Morgagni’s hernia is a rare congenital disorder, usually asymptomatic, but may cause respiratory or gastrointestinal symptoms. The authors describe the case of a male patient 55years old with Down syndrome treated for years at home for respiratory failure and recurrent bronchopneumonia. The patient arrives in DEA with vomiting, fever and weight loss. The patient was then subjected to chest x-ray which demonstrated a marked lifting of the right hemidiaphragm with ascent of the intestinal loops, the heart area was apparently within normal limits and thoracic aorta was regular for age.

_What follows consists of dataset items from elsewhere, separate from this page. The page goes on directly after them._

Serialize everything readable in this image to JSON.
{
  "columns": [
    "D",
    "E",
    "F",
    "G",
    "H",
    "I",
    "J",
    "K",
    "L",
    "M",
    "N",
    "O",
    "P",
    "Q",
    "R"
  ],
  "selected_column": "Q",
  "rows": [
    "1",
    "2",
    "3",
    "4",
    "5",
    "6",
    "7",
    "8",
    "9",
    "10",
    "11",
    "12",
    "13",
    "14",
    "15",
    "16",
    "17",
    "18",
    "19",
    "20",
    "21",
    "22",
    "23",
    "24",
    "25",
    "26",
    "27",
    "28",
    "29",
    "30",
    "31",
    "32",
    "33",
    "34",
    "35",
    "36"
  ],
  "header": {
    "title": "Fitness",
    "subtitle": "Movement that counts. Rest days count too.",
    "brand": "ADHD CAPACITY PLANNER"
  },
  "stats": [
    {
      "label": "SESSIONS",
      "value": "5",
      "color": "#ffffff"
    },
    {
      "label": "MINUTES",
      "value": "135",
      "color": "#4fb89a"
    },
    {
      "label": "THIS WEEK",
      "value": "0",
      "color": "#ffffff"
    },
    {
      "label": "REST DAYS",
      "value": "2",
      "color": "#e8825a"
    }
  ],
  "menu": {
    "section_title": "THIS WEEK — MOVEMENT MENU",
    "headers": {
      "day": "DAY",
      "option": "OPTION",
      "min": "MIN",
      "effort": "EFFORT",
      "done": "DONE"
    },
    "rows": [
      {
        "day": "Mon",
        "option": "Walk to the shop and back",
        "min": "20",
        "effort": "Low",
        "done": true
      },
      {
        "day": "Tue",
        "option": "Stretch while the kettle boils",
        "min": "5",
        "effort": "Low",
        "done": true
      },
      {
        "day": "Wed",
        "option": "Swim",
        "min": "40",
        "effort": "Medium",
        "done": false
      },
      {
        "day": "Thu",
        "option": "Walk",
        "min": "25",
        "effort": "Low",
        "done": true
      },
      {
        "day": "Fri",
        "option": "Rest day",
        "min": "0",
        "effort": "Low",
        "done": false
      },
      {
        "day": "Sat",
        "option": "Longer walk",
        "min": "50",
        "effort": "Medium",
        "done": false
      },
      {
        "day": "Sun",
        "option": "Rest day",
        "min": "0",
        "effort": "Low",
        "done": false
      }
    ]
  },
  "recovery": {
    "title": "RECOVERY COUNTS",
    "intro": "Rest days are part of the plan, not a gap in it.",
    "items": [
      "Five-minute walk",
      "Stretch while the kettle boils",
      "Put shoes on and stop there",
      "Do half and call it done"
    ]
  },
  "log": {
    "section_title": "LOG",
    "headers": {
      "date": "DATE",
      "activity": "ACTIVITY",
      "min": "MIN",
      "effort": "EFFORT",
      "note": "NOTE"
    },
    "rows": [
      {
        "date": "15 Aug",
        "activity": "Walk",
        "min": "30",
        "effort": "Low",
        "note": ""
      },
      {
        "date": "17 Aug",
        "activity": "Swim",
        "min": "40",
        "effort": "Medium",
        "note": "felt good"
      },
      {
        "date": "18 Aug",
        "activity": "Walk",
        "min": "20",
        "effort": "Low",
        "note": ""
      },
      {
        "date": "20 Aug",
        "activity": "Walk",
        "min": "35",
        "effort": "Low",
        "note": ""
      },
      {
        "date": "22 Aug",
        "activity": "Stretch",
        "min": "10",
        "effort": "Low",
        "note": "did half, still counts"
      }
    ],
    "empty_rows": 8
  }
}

Subsequently, the patient underwent a chest and abdomen CT with visualization of a Morgagni-Larrey hernia with complete herniation of the hepatic colonic flexure and peritoneal fat, omentum and part of the gastric body above the right hemidiaphragm and secondary compression of the pulmonary parenchyma with disventilatory manifestations.

In the years prior to hospitalization, the patient had undergone chest X-rays which had always misunderstood the hernial defect, finding only the rise of the awake hemidiaphragm and the compression of the pulmunary parenchyma with partial dislocation to the left of the mediastinum.

The patient then underwent laparoscopic diaphragmatic repair.